The nuclear accident was triggered by a tsunami which occurred after a powerful 9.0 earthquake shattered the region. The power plant not only suffered damage from the earthquake but proved particularly vulnerable to the tsunami, which resulted in a greater than 19,000 death toll and millions of buildings and homes destroyed or severely damaged, including the Fukushima Daiichi Nuclear Power Plant. More than 100,000 people were evacuated from their homes to escape the potential dangers of radioactivity exposure.
“Efforts to recovery in the region remain slow,” said Professor Fuminori Tamba of Fukushima University, whose comments were translated by Izumi Osawa-Minevich, of the Roukema Center, who was one of the presenters and a Fukushima native. “People outside of that area can often minimize what really happened and be positive.
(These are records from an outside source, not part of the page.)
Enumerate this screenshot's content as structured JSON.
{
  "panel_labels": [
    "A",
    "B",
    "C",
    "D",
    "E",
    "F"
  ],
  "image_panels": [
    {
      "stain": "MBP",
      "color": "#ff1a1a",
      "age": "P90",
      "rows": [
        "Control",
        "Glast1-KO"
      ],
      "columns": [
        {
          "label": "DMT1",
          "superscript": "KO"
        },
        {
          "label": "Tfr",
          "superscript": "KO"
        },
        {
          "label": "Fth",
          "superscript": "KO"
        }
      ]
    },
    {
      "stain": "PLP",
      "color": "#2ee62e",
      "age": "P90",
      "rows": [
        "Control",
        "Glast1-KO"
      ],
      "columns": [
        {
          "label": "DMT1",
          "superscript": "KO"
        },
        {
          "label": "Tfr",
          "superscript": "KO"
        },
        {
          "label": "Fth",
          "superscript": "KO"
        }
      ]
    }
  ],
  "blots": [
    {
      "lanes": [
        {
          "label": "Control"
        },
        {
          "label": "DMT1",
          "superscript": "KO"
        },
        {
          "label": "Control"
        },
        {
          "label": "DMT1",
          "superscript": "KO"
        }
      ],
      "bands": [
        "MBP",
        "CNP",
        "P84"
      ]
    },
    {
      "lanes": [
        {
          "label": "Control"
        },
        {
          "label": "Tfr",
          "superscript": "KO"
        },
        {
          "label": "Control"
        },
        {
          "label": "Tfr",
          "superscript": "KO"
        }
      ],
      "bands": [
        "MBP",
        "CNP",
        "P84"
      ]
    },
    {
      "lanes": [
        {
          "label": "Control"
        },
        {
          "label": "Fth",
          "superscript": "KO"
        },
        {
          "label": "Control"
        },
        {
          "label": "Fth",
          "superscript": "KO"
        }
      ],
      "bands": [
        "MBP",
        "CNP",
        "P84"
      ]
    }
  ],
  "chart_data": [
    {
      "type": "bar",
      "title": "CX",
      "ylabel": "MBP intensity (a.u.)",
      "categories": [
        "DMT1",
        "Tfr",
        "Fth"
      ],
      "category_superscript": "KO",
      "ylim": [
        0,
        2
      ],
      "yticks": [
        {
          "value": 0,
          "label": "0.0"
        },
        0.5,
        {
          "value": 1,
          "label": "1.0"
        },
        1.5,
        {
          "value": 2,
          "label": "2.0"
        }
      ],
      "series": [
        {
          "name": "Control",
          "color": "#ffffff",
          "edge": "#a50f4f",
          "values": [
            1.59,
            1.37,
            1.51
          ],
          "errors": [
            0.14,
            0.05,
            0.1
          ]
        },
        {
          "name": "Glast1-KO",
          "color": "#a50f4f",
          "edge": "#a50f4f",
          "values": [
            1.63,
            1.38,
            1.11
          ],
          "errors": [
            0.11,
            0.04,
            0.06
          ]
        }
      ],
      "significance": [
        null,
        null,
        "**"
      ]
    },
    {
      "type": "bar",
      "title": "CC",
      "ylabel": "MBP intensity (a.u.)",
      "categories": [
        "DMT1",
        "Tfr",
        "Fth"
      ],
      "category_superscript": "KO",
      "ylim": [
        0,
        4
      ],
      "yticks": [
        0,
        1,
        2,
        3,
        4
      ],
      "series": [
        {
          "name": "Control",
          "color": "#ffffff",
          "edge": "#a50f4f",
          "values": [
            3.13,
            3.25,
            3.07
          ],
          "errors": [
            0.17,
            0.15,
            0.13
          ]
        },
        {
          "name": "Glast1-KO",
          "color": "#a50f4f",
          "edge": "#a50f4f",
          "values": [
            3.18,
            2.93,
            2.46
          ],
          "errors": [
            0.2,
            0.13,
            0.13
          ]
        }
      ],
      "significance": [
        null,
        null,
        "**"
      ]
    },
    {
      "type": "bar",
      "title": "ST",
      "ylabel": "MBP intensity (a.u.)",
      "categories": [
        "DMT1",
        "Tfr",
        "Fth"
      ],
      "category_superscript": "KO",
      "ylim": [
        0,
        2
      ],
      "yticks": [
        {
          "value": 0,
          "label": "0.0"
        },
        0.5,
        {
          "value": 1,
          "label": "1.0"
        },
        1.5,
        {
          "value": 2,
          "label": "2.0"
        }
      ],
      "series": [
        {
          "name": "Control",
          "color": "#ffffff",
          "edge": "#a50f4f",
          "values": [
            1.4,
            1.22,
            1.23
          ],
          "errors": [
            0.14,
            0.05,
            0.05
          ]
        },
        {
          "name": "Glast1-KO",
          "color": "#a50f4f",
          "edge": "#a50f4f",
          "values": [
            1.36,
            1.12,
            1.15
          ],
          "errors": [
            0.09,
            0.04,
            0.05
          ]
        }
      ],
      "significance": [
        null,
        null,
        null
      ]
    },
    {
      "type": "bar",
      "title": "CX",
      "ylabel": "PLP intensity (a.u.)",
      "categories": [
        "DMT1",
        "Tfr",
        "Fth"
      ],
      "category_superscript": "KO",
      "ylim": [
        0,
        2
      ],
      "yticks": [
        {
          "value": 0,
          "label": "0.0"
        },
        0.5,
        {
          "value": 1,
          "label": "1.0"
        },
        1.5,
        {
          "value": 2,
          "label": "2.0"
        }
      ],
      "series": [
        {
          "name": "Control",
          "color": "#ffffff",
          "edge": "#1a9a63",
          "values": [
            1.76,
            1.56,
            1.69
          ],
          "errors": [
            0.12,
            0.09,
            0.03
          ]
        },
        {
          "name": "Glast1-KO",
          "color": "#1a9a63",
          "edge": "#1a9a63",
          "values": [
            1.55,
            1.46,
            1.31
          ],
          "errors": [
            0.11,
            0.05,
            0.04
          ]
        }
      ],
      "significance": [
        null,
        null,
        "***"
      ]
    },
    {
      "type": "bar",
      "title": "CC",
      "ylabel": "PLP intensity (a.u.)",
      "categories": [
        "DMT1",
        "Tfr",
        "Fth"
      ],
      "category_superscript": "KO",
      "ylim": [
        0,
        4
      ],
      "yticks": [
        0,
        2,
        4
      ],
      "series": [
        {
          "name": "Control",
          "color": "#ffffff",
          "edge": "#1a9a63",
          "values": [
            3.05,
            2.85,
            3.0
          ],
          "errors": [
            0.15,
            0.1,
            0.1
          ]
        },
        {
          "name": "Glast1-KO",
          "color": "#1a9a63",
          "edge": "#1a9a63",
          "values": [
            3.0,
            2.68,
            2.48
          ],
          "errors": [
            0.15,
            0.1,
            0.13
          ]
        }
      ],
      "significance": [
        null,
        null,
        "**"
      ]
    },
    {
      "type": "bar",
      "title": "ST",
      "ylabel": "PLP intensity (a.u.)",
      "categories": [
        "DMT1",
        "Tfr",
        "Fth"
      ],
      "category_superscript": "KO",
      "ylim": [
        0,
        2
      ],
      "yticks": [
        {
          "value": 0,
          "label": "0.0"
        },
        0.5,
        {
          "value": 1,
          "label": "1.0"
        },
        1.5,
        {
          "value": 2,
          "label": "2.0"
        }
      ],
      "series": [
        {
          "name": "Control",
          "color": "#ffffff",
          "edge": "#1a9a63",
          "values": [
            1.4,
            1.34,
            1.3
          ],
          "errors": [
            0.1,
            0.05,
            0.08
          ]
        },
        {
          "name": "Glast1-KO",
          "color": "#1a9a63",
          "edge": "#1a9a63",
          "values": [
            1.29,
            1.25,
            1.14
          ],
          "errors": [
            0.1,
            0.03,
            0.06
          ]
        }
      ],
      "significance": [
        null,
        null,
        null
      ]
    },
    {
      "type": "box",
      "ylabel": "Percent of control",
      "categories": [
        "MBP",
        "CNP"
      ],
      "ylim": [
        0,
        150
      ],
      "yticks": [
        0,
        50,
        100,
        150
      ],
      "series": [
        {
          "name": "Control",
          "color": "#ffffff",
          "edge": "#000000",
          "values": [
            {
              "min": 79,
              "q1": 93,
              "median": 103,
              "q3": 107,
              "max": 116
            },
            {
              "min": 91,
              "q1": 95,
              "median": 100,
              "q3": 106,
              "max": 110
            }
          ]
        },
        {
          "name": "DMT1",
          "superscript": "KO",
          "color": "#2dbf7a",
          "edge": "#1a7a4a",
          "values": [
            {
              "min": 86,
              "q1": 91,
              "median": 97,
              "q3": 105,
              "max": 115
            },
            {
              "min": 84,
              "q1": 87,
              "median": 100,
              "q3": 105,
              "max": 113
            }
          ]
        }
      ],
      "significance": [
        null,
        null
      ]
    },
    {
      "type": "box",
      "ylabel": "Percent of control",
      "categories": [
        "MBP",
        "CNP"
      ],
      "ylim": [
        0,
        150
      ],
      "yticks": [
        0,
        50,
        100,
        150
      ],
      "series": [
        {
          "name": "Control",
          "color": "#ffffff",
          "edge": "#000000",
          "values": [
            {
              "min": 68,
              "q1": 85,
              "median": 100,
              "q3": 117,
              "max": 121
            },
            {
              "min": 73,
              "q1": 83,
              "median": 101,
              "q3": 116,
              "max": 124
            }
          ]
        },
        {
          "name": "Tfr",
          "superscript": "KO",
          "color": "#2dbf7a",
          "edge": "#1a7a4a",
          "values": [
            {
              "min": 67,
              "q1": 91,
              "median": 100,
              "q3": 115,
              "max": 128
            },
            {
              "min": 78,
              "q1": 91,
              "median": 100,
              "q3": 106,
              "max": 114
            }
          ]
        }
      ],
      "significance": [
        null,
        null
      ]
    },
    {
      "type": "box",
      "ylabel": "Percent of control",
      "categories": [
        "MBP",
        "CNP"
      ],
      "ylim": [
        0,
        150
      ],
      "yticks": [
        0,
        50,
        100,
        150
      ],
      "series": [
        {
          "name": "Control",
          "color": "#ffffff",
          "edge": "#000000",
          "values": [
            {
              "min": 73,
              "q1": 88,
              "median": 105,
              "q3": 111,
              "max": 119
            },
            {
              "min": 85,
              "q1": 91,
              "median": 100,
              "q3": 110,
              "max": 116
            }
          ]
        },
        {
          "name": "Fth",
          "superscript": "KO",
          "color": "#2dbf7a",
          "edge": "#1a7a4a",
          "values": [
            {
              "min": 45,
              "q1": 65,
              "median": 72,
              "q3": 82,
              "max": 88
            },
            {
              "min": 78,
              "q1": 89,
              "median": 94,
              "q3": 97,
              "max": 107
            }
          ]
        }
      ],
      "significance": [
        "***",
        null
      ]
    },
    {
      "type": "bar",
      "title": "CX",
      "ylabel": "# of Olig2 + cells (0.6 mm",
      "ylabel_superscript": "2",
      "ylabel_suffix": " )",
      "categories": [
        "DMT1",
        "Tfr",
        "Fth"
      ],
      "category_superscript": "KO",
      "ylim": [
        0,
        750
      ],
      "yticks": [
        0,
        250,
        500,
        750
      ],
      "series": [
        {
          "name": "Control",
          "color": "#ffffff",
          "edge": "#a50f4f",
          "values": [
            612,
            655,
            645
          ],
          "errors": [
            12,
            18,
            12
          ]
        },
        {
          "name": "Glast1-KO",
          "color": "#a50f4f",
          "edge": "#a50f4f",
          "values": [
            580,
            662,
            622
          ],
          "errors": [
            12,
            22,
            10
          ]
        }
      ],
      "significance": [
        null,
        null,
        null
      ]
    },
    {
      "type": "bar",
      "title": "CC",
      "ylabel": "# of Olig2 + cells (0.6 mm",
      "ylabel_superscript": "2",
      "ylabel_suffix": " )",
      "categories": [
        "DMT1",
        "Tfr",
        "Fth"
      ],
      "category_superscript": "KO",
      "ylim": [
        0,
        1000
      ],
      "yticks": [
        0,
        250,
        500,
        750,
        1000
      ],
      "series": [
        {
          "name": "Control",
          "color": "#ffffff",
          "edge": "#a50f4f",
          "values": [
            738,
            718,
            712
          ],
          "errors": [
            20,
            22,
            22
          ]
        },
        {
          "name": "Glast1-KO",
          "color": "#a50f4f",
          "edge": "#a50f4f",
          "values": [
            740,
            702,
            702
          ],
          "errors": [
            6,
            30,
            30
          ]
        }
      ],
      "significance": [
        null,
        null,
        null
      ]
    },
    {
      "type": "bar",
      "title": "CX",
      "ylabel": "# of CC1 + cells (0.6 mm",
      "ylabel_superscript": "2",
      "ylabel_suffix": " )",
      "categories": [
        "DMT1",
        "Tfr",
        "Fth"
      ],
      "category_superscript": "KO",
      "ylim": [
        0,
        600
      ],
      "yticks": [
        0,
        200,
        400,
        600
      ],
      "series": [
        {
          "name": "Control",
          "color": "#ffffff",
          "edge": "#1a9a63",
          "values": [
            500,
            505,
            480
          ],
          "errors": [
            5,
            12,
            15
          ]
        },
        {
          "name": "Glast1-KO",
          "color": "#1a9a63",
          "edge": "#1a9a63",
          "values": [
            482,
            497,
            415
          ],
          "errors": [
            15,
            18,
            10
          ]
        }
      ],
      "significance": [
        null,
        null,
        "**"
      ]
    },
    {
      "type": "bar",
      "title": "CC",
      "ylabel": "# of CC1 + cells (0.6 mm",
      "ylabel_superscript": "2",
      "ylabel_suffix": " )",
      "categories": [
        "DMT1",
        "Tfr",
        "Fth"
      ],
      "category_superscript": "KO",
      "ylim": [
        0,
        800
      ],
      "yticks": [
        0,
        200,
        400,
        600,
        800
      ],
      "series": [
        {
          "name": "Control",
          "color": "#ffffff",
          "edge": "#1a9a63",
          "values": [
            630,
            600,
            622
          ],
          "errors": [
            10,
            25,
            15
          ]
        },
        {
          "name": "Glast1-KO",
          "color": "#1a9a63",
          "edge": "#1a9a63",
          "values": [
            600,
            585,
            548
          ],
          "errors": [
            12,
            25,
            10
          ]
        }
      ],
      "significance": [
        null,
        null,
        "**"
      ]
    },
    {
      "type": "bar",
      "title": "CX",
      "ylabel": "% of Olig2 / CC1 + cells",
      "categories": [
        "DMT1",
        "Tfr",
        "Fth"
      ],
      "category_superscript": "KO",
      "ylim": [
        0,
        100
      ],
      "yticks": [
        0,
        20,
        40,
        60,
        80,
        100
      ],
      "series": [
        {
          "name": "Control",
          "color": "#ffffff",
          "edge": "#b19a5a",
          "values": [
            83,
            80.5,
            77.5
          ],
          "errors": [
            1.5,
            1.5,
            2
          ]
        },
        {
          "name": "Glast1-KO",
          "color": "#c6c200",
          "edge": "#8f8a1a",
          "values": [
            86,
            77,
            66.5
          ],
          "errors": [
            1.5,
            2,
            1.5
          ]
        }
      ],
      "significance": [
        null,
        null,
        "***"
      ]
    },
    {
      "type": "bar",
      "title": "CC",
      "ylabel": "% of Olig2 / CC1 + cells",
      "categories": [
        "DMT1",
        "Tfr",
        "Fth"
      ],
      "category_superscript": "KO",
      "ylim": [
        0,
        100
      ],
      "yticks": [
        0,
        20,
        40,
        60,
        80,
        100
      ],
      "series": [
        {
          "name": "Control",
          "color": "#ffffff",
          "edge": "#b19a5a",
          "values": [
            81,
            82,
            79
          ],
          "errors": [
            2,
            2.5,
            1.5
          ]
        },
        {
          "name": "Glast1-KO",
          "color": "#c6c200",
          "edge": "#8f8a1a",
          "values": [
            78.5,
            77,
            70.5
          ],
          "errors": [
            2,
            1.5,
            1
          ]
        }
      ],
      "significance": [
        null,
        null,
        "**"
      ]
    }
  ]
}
But people are still feeling the effects. This is why it is important to share stories with students and others. We are grateful that we had this opportunity to come to Ramapo College for this event.”
Tamba was one of seven visitors from Japan who presented during the symposium. Among the highlights was a recently produced documentary film, done in animation form that depicted the rescue efforts and the aftereffects of the nuclear event.
“Having faculty from around the world here to campus to discuss the triple catastrophe and the aftermath of that day in 2011 helps us better understand our role in responding to such tragedies and preventing future events that impact so many people on the planet,” said Aaron Lorenz, Dean of the School of Social Science and Human Services at Ramapo College. “This event is a reminder to our students of the value of collaboration and community.”
To date, there have been no deaths directly related to the nuclear disaster. And the Japanese government is urging evacuees to return to their homes despite news reports from environmental groups that say radiation levels remain dangerously high in some areas.
“It was a great privilege and pleasure to welcome Japanese experts and residents of Fukushima to share both their personal stories and professional experiences with this disaster,” said Ben Levy, Director of International Education at Ramapo College. “The College has been committed to supporting the residents of Fukushima through direct action immediately after the incident and through annual solidarity and awareness-building events, such as this symposium. We are confident the more than 150 students, faculty and staff in attendance gained a comprehensive understanding of the current realities on the ground in Fukushima.”
Professor Michael Edelstein, of the School of Social Science and Human Services at Ramapo College, helped coordinate the event, chair sessions and was a presenter.
Ranked by U.S. News & World Report as one of the top in the Best Regional Public Universities North category, Ramapo College of New Jersey is sometimes viewed as a private college. This is, in part, due to its unique interdisciplinary academic structure, its size of approximately 6,000 students and its pastoral setting in the foothills of the Ramapo Mountains on the New Jersey/New York border.
Established in 1969, Ramapo College offers bachelor's degrees in the arts, business, humanities, social sciences and the sciences, as well as in professional studies, which include nursing and social work. In addition, Ramapo College offers courses leading to teacher certification at the elementary and secondary levels. The College also offers eight graduate programs as well as articulated programs with Rutgers, The State University of New Jersey, New York Chiropractic College, New York University College of Dentistry, SUNY State College of Optometry and New York College of Podiatric Medicine.